Wealthy merchants and industrialists had as much power as the land-owning nobility. Urban governments were in the hands of bourgeois groups, while rural areas were mainly in the hands of nobles, but their relationships were rather fluid. In general, all of these elites had liberal attitudes and preferences with respect to economic, political, and religious matters. The Spanish monarch’s inability to understand this, in spite of his knowledge of the country, ultimately provoked the Eighty Years’ War which not only led to the independence of the Low Countries, but also to a true social revolution in the emerging Republic of the United Provinces. This political revolution was, however, not complete because, while

remaining a republic, the new nation retained many monarchical features. This paradox was due to the way in which independence was achieved. During the long war against Spain, power was to be inevitably concentrated in the hands of a military leader, a role which was performed to perfection by a nobleman, William of Orange, who became de facto king albeit without a crown, acquiring the title of stathouder (literally, lieutenant mayor) previously reserved for provincial governors. The Orange dynasty in Holland came to have almost monarchical status, and the Orangist party was the strongest and most cohesive. During the glorious seventeenth century, William’s descendants vied for power with provincial oligarchies in disputes that were frequently bloody. This political duality between republic and stathouder was never resolved, and, along with the dubious gift of the stathouder William III of Orange obtaining the English throne in 1688, the duality contributed to the economic, political, and social, even demographic, paralysis that overtook Holland in the eighteenth century. After the traumas suffered as a result of the French invasion and the Napoleonic wars, during the nineteenth century Holland gradually adopted a political organization patterned upon that already in place in Britain, France, and Belgium: the constitutional monarchy. The English Revolution, which we discussed in the previous chapter, took

place almost immediately after the one in Holland. It resulted in a system based on a constitutional monarchy, with increasing parliamentary predominance. Although this system evolved in following centuries, it retained the basic characteristics of the agreement reached in 1688. These two political revolutions, the incomplete Dutch and the fully realized

English Revolution, were the prelude and the model for the Great Atlantic

Revolution of the late eighteenth and early nineteenth centuries. It must be emphasized that both Holland and Britain had reached a level of economic and social development far superior to that of their European neighbors when their respective revolutions started. It seems clear that for various reasons absolutism constituted an obstacle to continued growth in both countries.

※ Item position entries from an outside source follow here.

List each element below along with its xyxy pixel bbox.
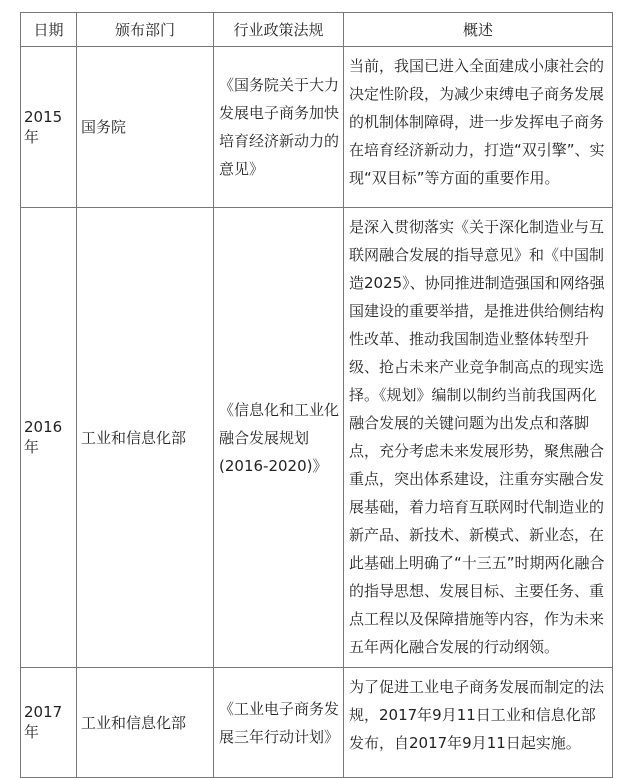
header-summary: 概述 bbox=[344, 13, 613, 47]
row-policy: 《工业电子商务发展三年行动计划》 bbox=[214, 668, 344, 778]
row-date: 2016年 bbox=[21, 208, 77, 668]
row-summary: 当前，我国已进入全面建成小康社会的决定性阶段，为减少束缚电子商务发展的机制体制障碍，进一步发挥电子商务在培育经济新动力，打造“双引擎”、实现“双目标”等方面的重要作用。 bbox=[344, 47, 613, 208]
row-department: 工业和信息化部 bbox=[77, 668, 214, 778]
row-summary: 为了促进工业电子商务发展而制定的法规，2017年9月11日工业和信息化部发布，自2017年9月11日起实施。 bbox=[344, 668, 613, 778]
row-department: 国务院 bbox=[77, 47, 214, 208]
header-date: 日期 bbox=[21, 13, 77, 47]
row-date: 2015年 bbox=[21, 47, 77, 208]
row-summary: 是深入贯彻落实《关于深化制造业与互联网融合发展的指导意见》和《中国制造2025》、协同推进制造强国和网络强国建设的重要举措，是推进供给侧结构性改革、推动我国制造业整体转型升级、抢占未来产业竞争制高点的现实选择。《规划》编制以制约当前我国两化融合发展的关键问题为出发点和落脚点，充分考虑未来发展形势，聚焦融合重点，突出体系建设，注重夯实融合发展基础，着力培育互联网时代制造业的新产品、新技术、新模式、新业态，在此基础上明确了“十三五”时期两化融合的指导思想、发展目标、主要任务、重点工程以及保障措施等内容，作为未来五年两化融合发展的行动纲领。 bbox=[344, 208, 613, 668]
header-department: 颁布部门 bbox=[77, 13, 214, 47]
policy-table bbox=[20, 12, 613, 778]
row-policy: 《信息化和工业化融合发展规划(2016-2020)》 bbox=[214, 208, 344, 668]
header-policy: 行业政策法规 bbox=[214, 13, 344, 47]
table-row bbox=[21, 208, 613, 668]
row-department: 工业和信息化部 bbox=[77, 208, 214, 668]
table-header-row bbox=[21, 13, 613, 47]
table-row bbox=[21, 47, 613, 208]
row-policy: 《国务院关于大力发展电子商务加快培育经济新动力的意见》 bbox=[214, 47, 344, 208]
row-date: 2017年 bbox=[21, 668, 77, 778]
table-row bbox=[21, 668, 613, 778]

In the first place, the arbitrary taxes that absolute monarchs tried to impose constituted a serious attempt against juridical security, which was an essential requirement to the normal functioning of the market and to entrepreneurial investment. In the second place, the economic interests of the bourgeoisie (capitalistic economic agents) clashed with those of absolute governments, which were rarely capable economic policy makers. In the third place, equality before the law and the independence of the judiciary turned out to be basic ingredients of juridical security. In the fourth place, the governments of the Old Regime tended to represent the interests of the land-owning nobility, which were frequently directly opposed to those of the urban classes. In the fifth place, property forms in the Old Regime, and in particular land ownership, impeded the functioning of the market, frequently limiting certain social groups from access to property; the clearest and quantitatively most important examples of this problem were the land holdings of the Church and of the nobles. These constituted enormous lumps of real estate partially or totally at the margin of mercantile traffic. In the sixth and final place, something similar happened with the labor market, where the estate and guild structures in place greatly hindered economic and geographic mobility. In addition to the economic reasons presented here, there were political ones, which coincided with them.